A study described by the Huffington Post explains that because of some of these cultural differences, it is hard to say that people in the US are “happier” than those in China. This term in and of itself is too vague to really do science at this large of a scale, in my opinion.

This conclusion really made me think of the class where we were talking about if prayer heals. While happiness is a little easier to measure than things as supernatural as prayer, it is still something that science has trouble with. A lot of the research I found had to do with observational studies and self surveys. These can be very valuable tools in science, however, they aren’t as effective as something like a double blind, placebo arm trial that is duplicated over and over again until doubt is something minuscule.
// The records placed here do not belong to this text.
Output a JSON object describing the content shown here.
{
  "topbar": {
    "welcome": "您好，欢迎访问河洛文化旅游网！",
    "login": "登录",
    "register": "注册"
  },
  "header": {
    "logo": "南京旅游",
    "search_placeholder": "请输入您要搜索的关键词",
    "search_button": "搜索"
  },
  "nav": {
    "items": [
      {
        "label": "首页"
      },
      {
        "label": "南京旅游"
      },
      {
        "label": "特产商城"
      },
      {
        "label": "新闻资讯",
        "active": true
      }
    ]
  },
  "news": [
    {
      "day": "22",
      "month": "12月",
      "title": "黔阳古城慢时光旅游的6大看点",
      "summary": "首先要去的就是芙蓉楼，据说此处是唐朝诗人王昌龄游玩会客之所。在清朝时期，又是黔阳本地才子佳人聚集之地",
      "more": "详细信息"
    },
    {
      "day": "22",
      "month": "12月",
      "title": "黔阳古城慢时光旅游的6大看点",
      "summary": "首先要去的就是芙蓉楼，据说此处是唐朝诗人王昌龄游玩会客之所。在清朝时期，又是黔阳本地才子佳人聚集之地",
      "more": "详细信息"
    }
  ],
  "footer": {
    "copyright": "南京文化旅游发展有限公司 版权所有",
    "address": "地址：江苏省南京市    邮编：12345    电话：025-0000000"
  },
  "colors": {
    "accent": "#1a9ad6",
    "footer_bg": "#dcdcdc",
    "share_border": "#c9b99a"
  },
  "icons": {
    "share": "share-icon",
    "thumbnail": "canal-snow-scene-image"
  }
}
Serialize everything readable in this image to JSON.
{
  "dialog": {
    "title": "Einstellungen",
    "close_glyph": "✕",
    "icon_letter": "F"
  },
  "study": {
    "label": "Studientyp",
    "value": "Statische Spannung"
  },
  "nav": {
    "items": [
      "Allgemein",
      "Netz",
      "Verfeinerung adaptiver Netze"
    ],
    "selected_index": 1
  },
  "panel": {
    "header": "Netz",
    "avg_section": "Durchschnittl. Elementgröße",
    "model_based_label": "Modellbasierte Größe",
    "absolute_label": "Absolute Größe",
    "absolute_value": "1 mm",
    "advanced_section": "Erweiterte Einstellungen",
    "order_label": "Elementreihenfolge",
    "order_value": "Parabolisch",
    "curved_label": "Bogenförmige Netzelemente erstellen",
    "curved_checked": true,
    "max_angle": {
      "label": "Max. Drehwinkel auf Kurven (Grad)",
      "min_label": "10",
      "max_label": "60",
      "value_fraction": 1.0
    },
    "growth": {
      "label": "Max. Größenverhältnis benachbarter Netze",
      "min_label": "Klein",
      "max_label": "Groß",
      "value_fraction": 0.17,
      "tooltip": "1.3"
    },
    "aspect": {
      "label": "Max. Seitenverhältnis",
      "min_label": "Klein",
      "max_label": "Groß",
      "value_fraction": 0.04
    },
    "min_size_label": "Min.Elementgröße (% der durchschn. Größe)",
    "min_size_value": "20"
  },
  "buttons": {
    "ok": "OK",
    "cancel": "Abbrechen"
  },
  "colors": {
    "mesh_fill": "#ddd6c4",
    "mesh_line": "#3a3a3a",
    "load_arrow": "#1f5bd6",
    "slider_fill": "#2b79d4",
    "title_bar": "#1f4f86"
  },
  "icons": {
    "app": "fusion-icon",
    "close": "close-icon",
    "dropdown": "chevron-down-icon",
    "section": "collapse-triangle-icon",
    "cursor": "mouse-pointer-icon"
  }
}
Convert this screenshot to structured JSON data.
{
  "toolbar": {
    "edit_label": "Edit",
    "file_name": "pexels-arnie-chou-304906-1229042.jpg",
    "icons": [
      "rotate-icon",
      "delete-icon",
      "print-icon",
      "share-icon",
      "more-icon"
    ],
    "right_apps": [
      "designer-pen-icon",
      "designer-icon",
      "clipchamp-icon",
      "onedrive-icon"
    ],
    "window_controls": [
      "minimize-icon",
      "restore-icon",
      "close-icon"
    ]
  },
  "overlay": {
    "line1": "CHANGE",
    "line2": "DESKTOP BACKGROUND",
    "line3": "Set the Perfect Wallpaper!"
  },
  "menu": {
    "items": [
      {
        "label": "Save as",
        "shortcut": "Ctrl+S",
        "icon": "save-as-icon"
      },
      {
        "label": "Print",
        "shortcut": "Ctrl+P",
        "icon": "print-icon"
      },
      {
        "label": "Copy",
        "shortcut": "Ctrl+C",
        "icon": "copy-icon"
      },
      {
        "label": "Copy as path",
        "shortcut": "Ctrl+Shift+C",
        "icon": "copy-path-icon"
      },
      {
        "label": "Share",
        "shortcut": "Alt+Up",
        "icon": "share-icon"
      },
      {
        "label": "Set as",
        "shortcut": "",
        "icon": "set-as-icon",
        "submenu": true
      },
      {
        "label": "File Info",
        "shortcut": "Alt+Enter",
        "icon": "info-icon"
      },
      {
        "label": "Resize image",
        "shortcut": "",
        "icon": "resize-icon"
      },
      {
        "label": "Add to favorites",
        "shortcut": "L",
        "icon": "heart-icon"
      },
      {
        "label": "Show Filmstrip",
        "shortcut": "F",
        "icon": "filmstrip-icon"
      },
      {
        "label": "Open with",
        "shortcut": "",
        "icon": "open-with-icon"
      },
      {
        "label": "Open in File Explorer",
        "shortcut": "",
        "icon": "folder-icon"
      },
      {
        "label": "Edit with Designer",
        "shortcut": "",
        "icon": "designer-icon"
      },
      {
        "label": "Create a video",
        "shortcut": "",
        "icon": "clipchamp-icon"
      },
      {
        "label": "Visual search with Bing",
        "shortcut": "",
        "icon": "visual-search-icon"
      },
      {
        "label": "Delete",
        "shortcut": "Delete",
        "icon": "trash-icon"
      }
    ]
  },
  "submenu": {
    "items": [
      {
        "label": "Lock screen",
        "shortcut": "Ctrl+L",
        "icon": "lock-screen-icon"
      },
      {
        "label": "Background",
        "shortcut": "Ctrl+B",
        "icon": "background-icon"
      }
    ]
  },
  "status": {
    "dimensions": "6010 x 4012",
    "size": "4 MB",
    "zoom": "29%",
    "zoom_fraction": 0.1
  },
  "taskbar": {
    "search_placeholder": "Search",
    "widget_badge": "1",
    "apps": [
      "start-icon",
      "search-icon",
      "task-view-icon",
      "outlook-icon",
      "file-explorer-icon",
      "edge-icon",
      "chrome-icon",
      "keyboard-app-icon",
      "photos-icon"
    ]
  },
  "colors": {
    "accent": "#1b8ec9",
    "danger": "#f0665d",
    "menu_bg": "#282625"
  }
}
Side note: If smiling has such profound improvements on mood, and mood can enhance concentration and overall functioning, why isn’t this an activity we do all the time? Instead of taking cell phones in class to improve learning, why don’t we just spend time making our minds and bodies feel healthier?

smile face image

3 thoughts on “Smile

  1. Patrick Ryan

    Such a great article to read. I like the topic picked because I find it so simple but it has so many effects in the world. Other than mood I like how you tied in the effects of smiling in social settings, like social norms. Smiling actually has a large effect on our own health, for example depression. According to this article, https://www.psychologytoday.com/blog/isnt-what-i-expected/201207/try-some-smile-therapy, smiling has a large effect in stressful situations and can be used as a type of therapy.

  2. Connor Edward Opalisky

    This is a really fascinating post. I have heard before that smiling can improve your mood but I never understood why. The mechanism that you explained makes perfect sense and fits in with common human behavior. I became curious about the effect that smiling has on other people, as you mentioned. I found an article that sites a Swedish study in which participants were shown pictures of several emotions. They found that subjects mimicked the emotions of the pictures they were shown. As it turns out smiling might be one of many emotions that can alter the mood of people around you.